A Time to Speak — Support for ending the death penalty is growing

Fr. Patrick Delahanty
Father Patrick Delahanty

By Father Patrick Delahanty

We are living in some exciting times for the campaign to end the death penalty in Kentucky. First of all, you can imagine the joy that swept over me as I stood outside on the lawn at the U. S. Capitol and listened to Pope Francis call again for the abolition of the death penalty.

His ringing endorsement of the work of those like the many Catholics in Kentucky working for repeal is an affirmation of our work. Pope Francis, as did his immediate predecessors, asks us to be “champions” of life willing to protect it from conception until natural death.

The Catholic witness on this issue has always been important in Kentucky and continues to be so. Since July, in all four dioceses, pro-life and social-concerns committee members of the Catholic Conference of Kentucky have been finding Catholic constituents willing to meet with state senators and state representatives to discuss repealing the death penalty in Kentucky. These meetings will continue.

So far reports to me as chair of the Kentucky Coalition to Abolish the Death Penalty (KCADP) are heartening. At least one legislator has changed his position and is now willing to vote to repeal the death penalty and some other proponents are saying they have not shut the door and are open to more dialogue. This is healthy, respectful and a civil approach to changing public policy.

Catholic leadership in the Covington diocese led to the formation of the Northern Kentucky Conservatives Concerned About The Death Penalty. Part of a national movement among social, political and evangelical conservatives, this brings a new dimension to the work in Kentucky. Conservative voices like these announce that repealing the death penalty is not simply the work of one party, nor a partisan issue, but an issue about respect for human life that members of all parties are called to have.

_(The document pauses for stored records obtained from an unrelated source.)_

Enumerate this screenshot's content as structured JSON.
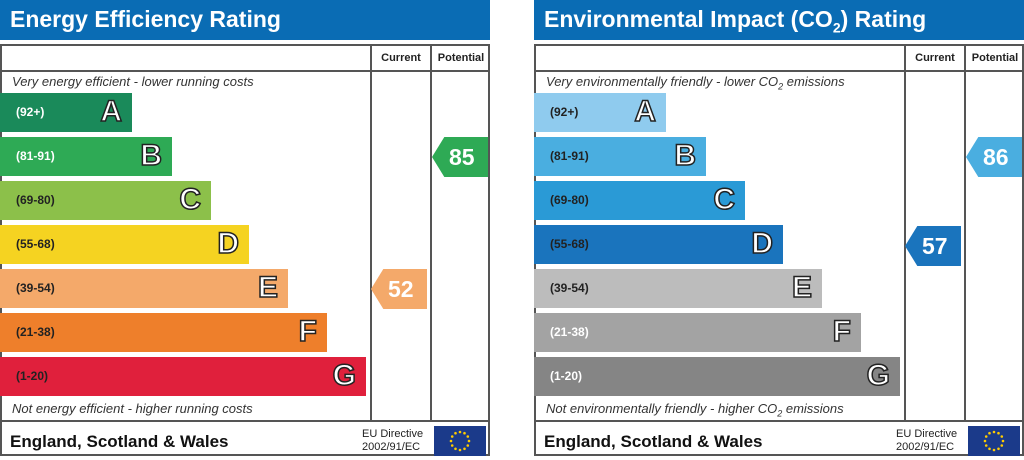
{
  "chart_data": [
    {
      "type": "table",
      "title": "Energy Efficiency Rating",
      "columns": [
        "Current",
        "Potential"
      ],
      "top_note": "Very energy efficient - lower running costs",
      "bottom_note": "Not energy efficient - higher running costs",
      "bands": [
        {
          "letter": "A",
          "range": "(92+)",
          "color": "#1a8a5a",
          "text": "#fff"
        },
        {
          "letter": "B",
          "range": "(81-91)",
          "color": "#2eaa55",
          "text": "#fff"
        },
        {
          "letter": "C",
          "range": "(69-80)",
          "color": "#8cc04a",
          "text": "#222"
        },
        {
          "letter": "D",
          "range": "(55-68)",
          "color": "#f5d321",
          "text": "#222"
        },
        {
          "letter": "E",
          "range": "(39-54)",
          "color": "#f4a96a",
          "text": "#222"
        },
        {
          "letter": "F",
          "range": "(21-38)",
          "color": "#ee7f2b",
          "text": "#222"
        },
        {
          "letter": "G",
          "range": "(1-20)",
          "color": "#e0203c",
          "text": "#222"
        }
      ],
      "current": {
        "value": "52",
        "band": "E",
        "color": "#f4a96a"
      },
      "potential": {
        "value": "85",
        "band": "B",
        "color": "#2eaa55"
      },
      "footer": "England, Scotland & Wales",
      "directive": [
        "EU Directive",
        "2002/91/EC"
      ]
    },
    {
      "type": "table",
      "title": "Environmental Impact (CO",
      "title_sub": "2",
      "title_end": ") Rating",
      "columns": [
        "Current",
        "Potential"
      ],
      "top_note": "Very environmentally friendly - lower CO",
      "top_note_sub": "2",
      "top_note_end": " emissions",
      "bottom_note": "Not environmentally friendly - higher CO",
      "bottom_note_sub": "2",
      "bottom_note_end": " emissions",
      "bands": [
        {
          "letter": "A",
          "range": "(92+)",
          "color": "#8fcbee",
          "text": "#222"
        },
        {
          "letter": "B",
          "range": "(81-91)",
          "color": "#4aaee0",
          "text": "#222"
        },
        {
          "letter": "C",
          "range": "(69-80)",
          "color": "#2a9ad6",
          "text": "#222"
        },
        {
          "letter": "D",
          "range": "(55-68)",
          "color": "#1a74bd",
          "text": "#222"
        },
        {
          "letter": "E",
          "range": "(39-54)",
          "color": "#bcbcbc",
          "text": "#222"
        },
        {
          "letter": "F",
          "range": "(21-38)",
          "color": "#a3a3a3",
          "text": "#fff"
        },
        {
          "letter": "G",
          "range": "(1-20)",
          "color": "#858585",
          "text": "#fff"
        }
      ],
      "current": {
        "value": "57",
        "band": "D",
        "color": "#1a74bd"
      },
      "potential": {
        "value": "86",
        "band": "B",
        "color": "#4aaee0"
      },
      "footer": "England, Scotland & Wales",
      "directive": [
        "EU Directive",
        "2002/91/EC"
      ]
    }
  ]
}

Thomas More College in Covington recently hosted Sister Helen Prejean for an evening presentation. The pro-life and social concerns committee members of the Catholic Conference had approached the college to arrange for the event. In Lexington, members from these same two committees set up presentations at a parish and at Lexington Catholic High School. In the Archdiocese of Louisville, staff of the Merton Center worked to have
Sister Helen speak at Bellarmine University and engaged Interfaith Paths to Peace as an additional host. She also spoke at DeSales High School.

The series of articles published in the Courier-Journal on Sunday (Nov. 8) indicate how broad the support for abolition is becoming. Written by a former executioner and dean, a victim family member, a state representative and a leader of the group, Conservatives Concerned, the opposition to the use of the death penalty now spreads across the political spectrum.

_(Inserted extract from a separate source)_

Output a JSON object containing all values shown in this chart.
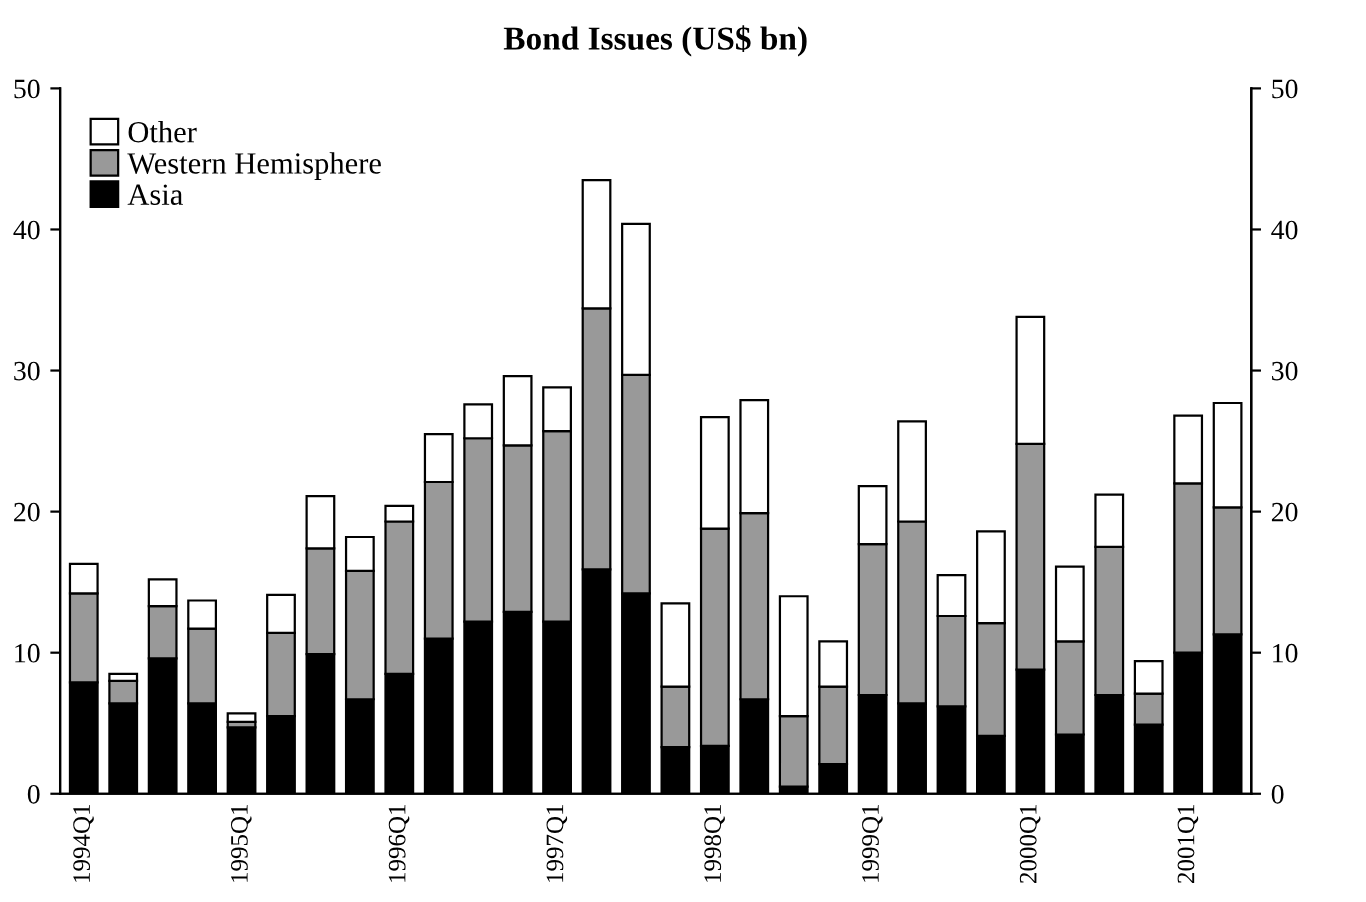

Catholics are some of the leaders of this opposition. I hope readers will visit the Coalition’s website and sign up for the eNewsletter and the legislative alerts that KCADP distributes. KCADP posts a special video to its Facebook page each Thursday.

Many of these could be used in classrooms and religious education programs. These reflections by Kentuckians — murder victim family members, family members of those on death row, Kentuckians all over the state — often speak of forgiveness and other values that mirror our beliefs about human life and dignity.

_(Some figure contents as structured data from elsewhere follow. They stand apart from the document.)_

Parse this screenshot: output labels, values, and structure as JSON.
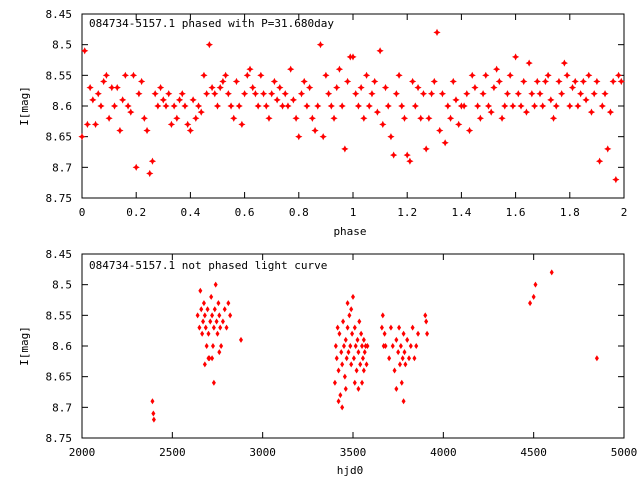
{
  "colors": {
    "marker": "#ff0000",
    "axis": "#000000",
    "background": "#ffffff"
  },
  "chart_data": [
    {
      "type": "scatter",
      "title": "084734-5157.1 phased with P=31.680day",
      "xlabel": "phase",
      "ylabel": "I[mag]",
      "xlim": [
        0,
        2
      ],
      "ylim": [
        8.75,
        8.45
      ],
      "y_inverted": true,
      "grid": false,
      "marker": "filled-star",
      "xticks": [
        "0",
        "0.2",
        "0.4",
        "0.6",
        "0.8",
        "1",
        "1.2",
        "1.4",
        "1.6",
        "1.8",
        "2"
      ],
      "yticks": [
        "8.45",
        "8.5",
        "8.55",
        "8.6",
        "8.65",
        "8.7",
        "8.75"
      ],
      "points": [
        [
          0.0,
          8.65
        ],
        [
          0.01,
          8.51
        ],
        [
          0.02,
          8.63
        ],
        [
          0.03,
          8.57
        ],
        [
          0.04,
          8.59
        ],
        [
          0.05,
          8.63
        ],
        [
          0.06,
          8.58
        ],
        [
          0.07,
          8.6
        ],
        [
          0.08,
          8.56
        ],
        [
          0.09,
          8.55
        ],
        [
          0.1,
          8.62
        ],
        [
          0.11,
          8.57
        ],
        [
          0.12,
          8.6
        ],
        [
          0.13,
          8.57
        ],
        [
          0.14,
          8.64
        ],
        [
          0.15,
          8.59
        ],
        [
          0.16,
          8.55
        ],
        [
          0.17,
          8.6
        ],
        [
          0.18,
          8.61
        ],
        [
          0.19,
          8.55
        ],
        [
          0.2,
          8.7
        ],
        [
          0.21,
          8.58
        ],
        [
          0.22,
          8.56
        ],
        [
          0.23,
          8.62
        ],
        [
          0.24,
          8.64
        ],
        [
          0.25,
          8.71
        ],
        [
          0.26,
          8.69
        ],
        [
          0.27,
          8.58
        ],
        [
          0.28,
          8.6
        ],
        [
          0.29,
          8.57
        ],
        [
          0.3,
          8.59
        ],
        [
          0.31,
          8.6
        ],
        [
          0.32,
          8.58
        ],
        [
          0.33,
          8.63
        ],
        [
          0.34,
          8.6
        ],
        [
          0.35,
          8.62
        ],
        [
          0.36,
          8.59
        ],
        [
          0.37,
          8.58
        ],
        [
          0.38,
          8.6
        ],
        [
          0.39,
          8.63
        ],
        [
          0.4,
          8.64
        ],
        [
          0.41,
          8.59
        ],
        [
          0.42,
          8.62
        ],
        [
          0.43,
          8.6
        ],
        [
          0.44,
          8.61
        ],
        [
          0.45,
          8.55
        ],
        [
          0.46,
          8.58
        ],
        [
          0.47,
          8.5
        ],
        [
          0.48,
          8.57
        ],
        [
          0.49,
          8.58
        ],
        [
          0.5,
          8.6
        ],
        [
          0.51,
          8.57
        ],
        [
          0.52,
          8.56
        ],
        [
          0.53,
          8.55
        ],
        [
          0.54,
          8.58
        ],
        [
          0.55,
          8.6
        ],
        [
          0.56,
          8.62
        ],
        [
          0.57,
          8.56
        ],
        [
          0.58,
          8.6
        ],
        [
          0.59,
          8.63
        ],
        [
          0.6,
          8.58
        ],
        [
          0.61,
          8.55
        ],
        [
          0.62,
          8.54
        ],
        [
          0.63,
          8.57
        ],
        [
          0.64,
          8.58
        ],
        [
          0.65,
          8.6
        ],
        [
          0.66,
          8.55
        ],
        [
          0.67,
          8.58
        ],
        [
          0.68,
          8.6
        ],
        [
          0.69,
          8.62
        ],
        [
          0.7,
          8.58
        ],
        [
          0.71,
          8.56
        ],
        [
          0.72,
          8.59
        ],
        [
          0.73,
          8.57
        ],
        [
          0.74,
          8.6
        ],
        [
          0.75,
          8.58
        ],
        [
          0.76,
          8.6
        ],
        [
          0.77,
          8.54
        ],
        [
          0.78,
          8.59
        ],
        [
          0.79,
          8.62
        ],
        [
          0.8,
          8.65
        ],
        [
          0.81,
          8.58
        ],
        [
          0.82,
          8.56
        ],
        [
          0.83,
          8.6
        ],
        [
          0.84,
          8.57
        ],
        [
          0.85,
          8.62
        ],
        [
          0.86,
          8.64
        ],
        [
          0.87,
          8.6
        ],
        [
          0.88,
          8.5
        ],
        [
          0.89,
          8.65
        ],
        [
          0.9,
          8.55
        ],
        [
          0.91,
          8.58
        ],
        [
          0.92,
          8.6
        ],
        [
          0.93,
          8.62
        ],
        [
          0.94,
          8.57
        ],
        [
          0.95,
          8.54
        ],
        [
          0.96,
          8.6
        ],
        [
          0.97,
          8.67
        ],
        [
          0.98,
          8.56
        ],
        [
          0.99,
          8.52
        ],
        [
          1.0,
          8.52
        ],
        [
          1.01,
          8.58
        ],
        [
          1.02,
          8.6
        ],
        [
          1.03,
          8.57
        ],
        [
          1.04,
          8.62
        ],
        [
          1.05,
          8.55
        ],
        [
          1.06,
          8.6
        ],
        [
          1.07,
          8.58
        ],
        [
          1.08,
          8.56
        ],
        [
          1.09,
          8.61
        ],
        [
          1.1,
          8.51
        ],
        [
          1.11,
          8.63
        ],
        [
          1.12,
          8.57
        ],
        [
          1.13,
          8.6
        ],
        [
          1.14,
          8.65
        ],
        [
          1.15,
          8.68
        ],
        [
          1.16,
          8.58
        ],
        [
          1.17,
          8.55
        ],
        [
          1.18,
          8.6
        ],
        [
          1.19,
          8.62
        ],
        [
          1.2,
          8.68
        ],
        [
          1.21,
          8.69
        ],
        [
          1.22,
          8.56
        ],
        [
          1.23,
          8.6
        ],
        [
          1.24,
          8.57
        ],
        [
          1.25,
          8.62
        ],
        [
          1.26,
          8.58
        ],
        [
          1.27,
          8.67
        ],
        [
          1.28,
          8.62
        ],
        [
          1.29,
          8.58
        ],
        [
          1.3,
          8.56
        ],
        [
          1.31,
          8.48
        ],
        [
          1.32,
          8.64
        ],
        [
          1.33,
          8.58
        ],
        [
          1.34,
          8.66
        ],
        [
          1.35,
          8.6
        ],
        [
          1.36,
          8.62
        ],
        [
          1.37,
          8.56
        ],
        [
          1.38,
          8.59
        ],
        [
          1.39,
          8.63
        ],
        [
          1.4,
          8.6
        ],
        [
          1.41,
          8.6
        ],
        [
          1.42,
          8.58
        ],
        [
          1.43,
          8.64
        ],
        [
          1.44,
          8.55
        ],
        [
          1.45,
          8.57
        ],
        [
          1.46,
          8.6
        ],
        [
          1.47,
          8.62
        ],
        [
          1.48,
          8.58
        ],
        [
          1.49,
          8.55
        ],
        [
          1.5,
          8.6
        ],
        [
          1.51,
          8.61
        ],
        [
          1.52,
          8.57
        ],
        [
          1.53,
          8.54
        ],
        [
          1.54,
          8.56
        ],
        [
          1.55,
          8.62
        ],
        [
          1.56,
          8.6
        ],
        [
          1.57,
          8.58
        ],
        [
          1.58,
          8.55
        ],
        [
          1.59,
          8.6
        ],
        [
          1.6,
          8.52
        ],
        [
          1.61,
          8.58
        ],
        [
          1.62,
          8.6
        ],
        [
          1.63,
          8.56
        ],
        [
          1.64,
          8.61
        ],
        [
          1.65,
          8.53
        ],
        [
          1.66,
          8.58
        ],
        [
          1.67,
          8.6
        ],
        [
          1.68,
          8.56
        ],
        [
          1.69,
          8.58
        ],
        [
          1.7,
          8.6
        ],
        [
          1.71,
          8.56
        ],
        [
          1.72,
          8.55
        ],
        [
          1.73,
          8.59
        ],
        [
          1.74,
          8.62
        ],
        [
          1.75,
          8.6
        ],
        [
          1.76,
          8.56
        ],
        [
          1.77,
          8.58
        ],
        [
          1.78,
          8.53
        ],
        [
          1.79,
          8.55
        ],
        [
          1.8,
          8.6
        ],
        [
          1.81,
          8.57
        ],
        [
          1.82,
          8.56
        ],
        [
          1.83,
          8.6
        ],
        [
          1.84,
          8.58
        ],
        [
          1.85,
          8.56
        ],
        [
          1.86,
          8.59
        ],
        [
          1.87,
          8.55
        ],
        [
          1.88,
          8.61
        ],
        [
          1.89,
          8.58
        ],
        [
          1.9,
          8.56
        ],
        [
          1.91,
          8.69
        ],
        [
          1.92,
          8.6
        ],
        [
          1.93,
          8.58
        ],
        [
          1.94,
          8.67
        ],
        [
          1.95,
          8.61
        ],
        [
          1.96,
          8.56
        ],
        [
          1.97,
          8.72
        ],
        [
          1.98,
          8.55
        ],
        [
          1.99,
          8.56
        ]
      ]
    },
    {
      "type": "scatter",
      "title": "084734-5157.1 not phased light curve",
      "xlabel": "hjd0",
      "ylabel": "I[mag]",
      "xlim": [
        2000,
        5000
      ],
      "ylim": [
        8.75,
        8.45
      ],
      "y_inverted": true,
      "grid": false,
      "marker": "filled-diamond",
      "xticks": [
        "2000",
        "2500",
        "3000",
        "3500",
        "4000",
        "4500",
        "5000"
      ],
      "yticks": [
        "8.45",
        "8.5",
        "8.55",
        "8.6",
        "8.65",
        "8.7",
        "8.75"
      ],
      "points": [
        [
          2390,
          8.69
        ],
        [
          2395,
          8.71
        ],
        [
          2398,
          8.72
        ],
        [
          2640,
          8.55
        ],
        [
          2650,
          8.57
        ],
        [
          2655,
          8.51
        ],
        [
          2660,
          8.54
        ],
        [
          2665,
          8.58
        ],
        [
          2670,
          8.56
        ],
        [
          2675,
          8.53
        ],
        [
          2680,
          8.55
        ],
        [
          2685,
          8.57
        ],
        [
          2690,
          8.6
        ],
        [
          2695,
          8.54
        ],
        [
          2700,
          8.58
        ],
        [
          2705,
          8.62
        ],
        [
          2710,
          8.56
        ],
        [
          2715,
          8.52
        ],
        [
          2720,
          8.55
        ],
        [
          2725,
          8.6
        ],
        [
          2730,
          8.57
        ],
        [
          2735,
          8.54
        ],
        [
          2740,
          8.5
        ],
        [
          2745,
          8.56
        ],
        [
          2750,
          8.58
        ],
        [
          2755,
          8.53
        ],
        [
          2760,
          8.55
        ],
        [
          2765,
          8.57
        ],
        [
          2770,
          8.6
        ],
        [
          2780,
          8.56
        ],
        [
          2790,
          8.54
        ],
        [
          2800,
          8.57
        ],
        [
          2810,
          8.53
        ],
        [
          2820,
          8.55
        ],
        [
          2680,
          8.63
        ],
        [
          2700,
          8.62
        ],
        [
          2720,
          8.62
        ],
        [
          2730,
          8.66
        ],
        [
          2760,
          8.61
        ],
        [
          2880,
          8.59
        ],
        [
          3400,
          8.66
        ],
        [
          3405,
          8.6
        ],
        [
          3410,
          8.62
        ],
        [
          3415,
          8.57
        ],
        [
          3420,
          8.64
        ],
        [
          3425,
          8.58
        ],
        [
          3430,
          8.68
        ],
        [
          3435,
          8.61
        ],
        [
          3440,
          8.63
        ],
        [
          3445,
          8.56
        ],
        [
          3450,
          8.6
        ],
        [
          3455,
          8.65
        ],
        [
          3460,
          8.59
        ],
        [
          3465,
          8.62
        ],
        [
          3470,
          8.57
        ],
        [
          3475,
          8.61
        ],
        [
          3480,
          8.55
        ],
        [
          3485,
          8.6
        ],
        [
          3490,
          8.63
        ],
        [
          3495,
          8.58
        ],
        [
          3500,
          8.52
        ],
        [
          3505,
          8.62
        ],
        [
          3510,
          8.57
        ],
        [
          3515,
          8.6
        ],
        [
          3520,
          8.64
        ],
        [
          3525,
          8.59
        ],
        [
          3530,
          8.61
        ],
        [
          3535,
          8.56
        ],
        [
          3540,
          8.63
        ],
        [
          3545,
          8.58
        ],
        [
          3550,
          8.6
        ],
        [
          3555,
          8.62
        ],
        [
          3560,
          8.59
        ],
        [
          3565,
          8.61
        ],
        [
          3570,
          8.6
        ],
        [
          3575,
          8.63
        ],
        [
          3580,
          8.6
        ],
        [
          3420,
          8.69
        ],
        [
          3440,
          8.7
        ],
        [
          3460,
          8.67
        ],
        [
          3470,
          8.53
        ],
        [
          3490,
          8.54
        ],
        [
          3510,
          8.66
        ],
        [
          3530,
          8.67
        ],
        [
          3550,
          8.66
        ],
        [
          3560,
          8.64
        ],
        [
          3660,
          8.57
        ],
        [
          3665,
          8.55
        ],
        [
          3670,
          8.6
        ],
        [
          3675,
          8.58
        ],
        [
          3680,
          8.6
        ],
        [
          3700,
          8.62
        ],
        [
          3710,
          8.57
        ],
        [
          3720,
          8.6
        ],
        [
          3730,
          8.64
        ],
        [
          3740,
          8.59
        ],
        [
          3750,
          8.61
        ],
        [
          3755,
          8.57
        ],
        [
          3760,
          8.63
        ],
        [
          3765,
          8.6
        ],
        [
          3770,
          8.66
        ],
        [
          3775,
          8.62
        ],
        [
          3780,
          8.58
        ],
        [
          3785,
          8.61
        ],
        [
          3790,
          8.63
        ],
        [
          3800,
          8.59
        ],
        [
          3810,
          8.62
        ],
        [
          3820,
          8.6
        ],
        [
          3830,
          8.57
        ],
        [
          3840,
          8.62
        ],
        [
          3850,
          8.6
        ],
        [
          3860,
          8.58
        ],
        [
          3900,
          8.55
        ],
        [
          3905,
          8.56
        ],
        [
          3910,
          8.58
        ],
        [
          3780,
          8.69
        ],
        [
          3740,
          8.67
        ],
        [
          4480,
          8.53
        ],
        [
          4500,
          8.52
        ],
        [
          4510,
          8.5
        ],
        [
          4600,
          8.48
        ],
        [
          4850,
          8.62
        ]
      ]
    }
  ]
}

After viewing these, you can help ensure others see them by clicking on the “like” button and sharing them with your own Facebook friends.

Kentucky has executed three men in 40 years; 60 percent of the death sentences imposed have been struck down by the courts; we have not executed anyone in seven years; only one death sentence has been imposed since 2010; and Kentucky is under court order not to proceed with any executions at this time.

What better time could there be for legislators to move ahead and repeal the death penalty? They will when they hear from readers who champion human life asking them to do so.

Father Patrick Delahanty is a retired priest of the Archdiocese of Louisville and chair of the Kentucky Coalition to Abolish to Death Penalty.